2) Daluwarsa untuk dibebaskan dan suatu perikatan atau dibebaskan dan
tuntutan, disebut dengan istilah extingtive prescription, diatur dalam pasal
1967 KUH Perdata.

C.Sistematika Hukum Perdata Berdasarkan Ilmu


Hukum perdata menurut ilmu pengetahuan hukum sekarang ini dibagi
menjadi empat bagian, yaitu hukum:
a. tentang diri seseorang (hukum perorangan);
b. kekeluargaan;
c. kekayaan terbagi atas hukum kekayaan yang absolut, hukum kekayaan yang
relatif;
d. waris.

Penjelasan

a. Hukum perorangan memuat peraturan tentang manusia sebagai subjek hukum,


peraturan perihal percakapan untuk memiliki hak dan percakapan untuk
bertindak sendiri melaksanakan hak-haknya itu serta hal yang mempengaruhi
kecakapan.
b. Hukum keluarga merupakan keseluruhan norma hukum yang mengatur
hubungan hukum bersumber pada pertalian keluarga, misalnya perkawinan,
kekuasaan orang tua, perwalian, dan pengampuan.
c.
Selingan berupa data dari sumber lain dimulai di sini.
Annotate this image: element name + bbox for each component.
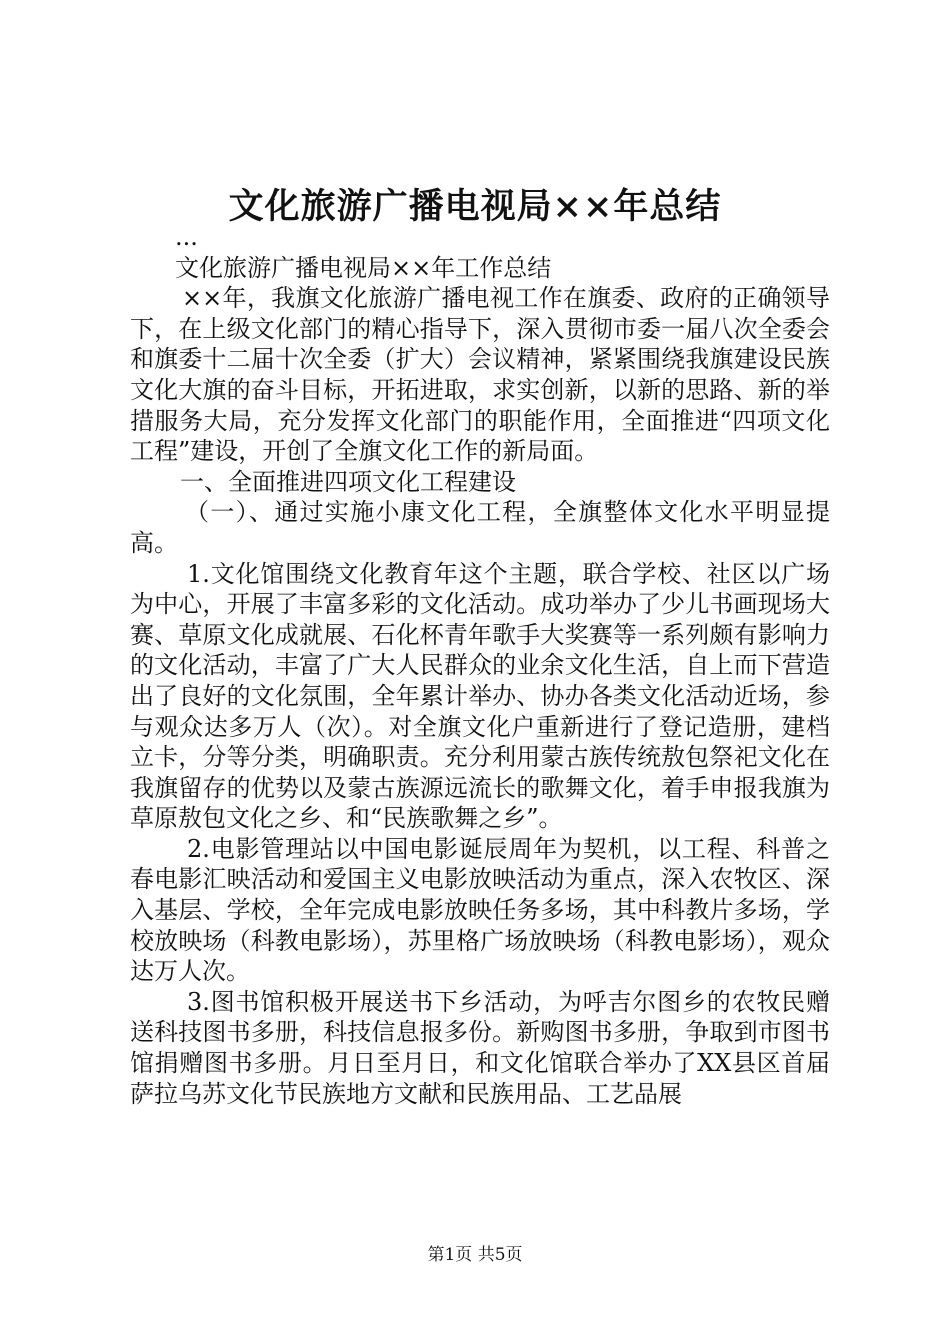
document-body [130, 222, 830, 1109]
ellipsis-line: ... [175, 223, 198, 251]
item-paragraph-3: 3.图书馆积极开展送书下乡活动，为呼吉尔图乡的农牧民赠送科技图书多册，科技信息报多份。新购图书多册，争取到市图书馆捐赠图书多册。月日至月日，和文化馆联合举办了XX县区首届萨拉乌苏文化节民族地方文献和民族用品、工艺品展 [130, 987, 830, 1108]
document-title: 文化旅游广播电视局××年总结 [228, 186, 722, 227]
section-heading-1: 一、全面推进四项文化工程建设 [180, 467, 516, 496]
document-subtitle: 文化旅游广播电视局××年工作总结 [175, 253, 552, 282]
item-paragraph-1: 1.文化馆围绕文化教育年这个主题，联合学校、社区以广场为中心，开展了丰富多彩的文化活动。成功举办了少儿书画现场大赛、草原文化成就展、石化杯青年歌手大奖赛等一系列颇有影响力的文化活动，丰富了广大人民群众的业余文化生活，自上而下营造出了良好的文化氛围，全年累计举办、协办各类文化活动近场，参与观众达多万人（次）。对全旗文化户重新进行了登记造册，建档立卡，分等分类，明确职责。充分利用蒙古族传统敖包祭祀文化在我旗留存的优势以及蒙古族源远流长的歌舞文化，着手申报我旗为草原敖包文化之乡、和“民族歌舞之乡”。 [130, 559, 830, 833]
page-footer: 第1页 共5页 [427, 1245, 523, 1265]
subsection-heading-1: （一）、通过实施小康文化工程，全旗整体文化水平明显提高。 [130, 498, 830, 557]
item-paragraph-2: 2.电影管理站以中国电影诞辰周年为契机，以工程、科普之春电影汇映活动和爱国主义电影放映活动为重点，深入农牧区、深入基层、学校，全年完成电影放映任务多场，其中科教片多场，学校放映场（科教电影场），苏里格广场放映场（科教电影场），观众达万人次。 [130, 834, 830, 986]
intro-paragraph: ××年，我旗文化旅游广播电视工作在旗委、政府的正确领导下，在上级文化部门的精心指导下，深入贯彻市委一届八次全委会和旗委十二届十次全委（扩大）会议精神，紧紧围绕我旗建设民族文化大旗的奋斗目标，开拓进取，求实创新，以新的思路、新的举措服务大局，充分发挥文化部门的职能作用，全面推进“四项文化工程”建设，开创了全旗文化工作的新局面。 [130, 284, 830, 466]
Hukum kekayaan merupakan keseluruhan norma hukum yang mengatur antara
subjek hukum dan harta kekayaannya atau mengatur mengenai hak dan
kewajiban yang dapat dinilai dengan uang.
d. Hukum waris merupakan keseluruhan norma hukum yang mengatur peralihan
hak dan kewajiban di bidang hukum kekayaan dari si pewaris kepada sekalian
ahli warisnya beserta akibat-akibatnya.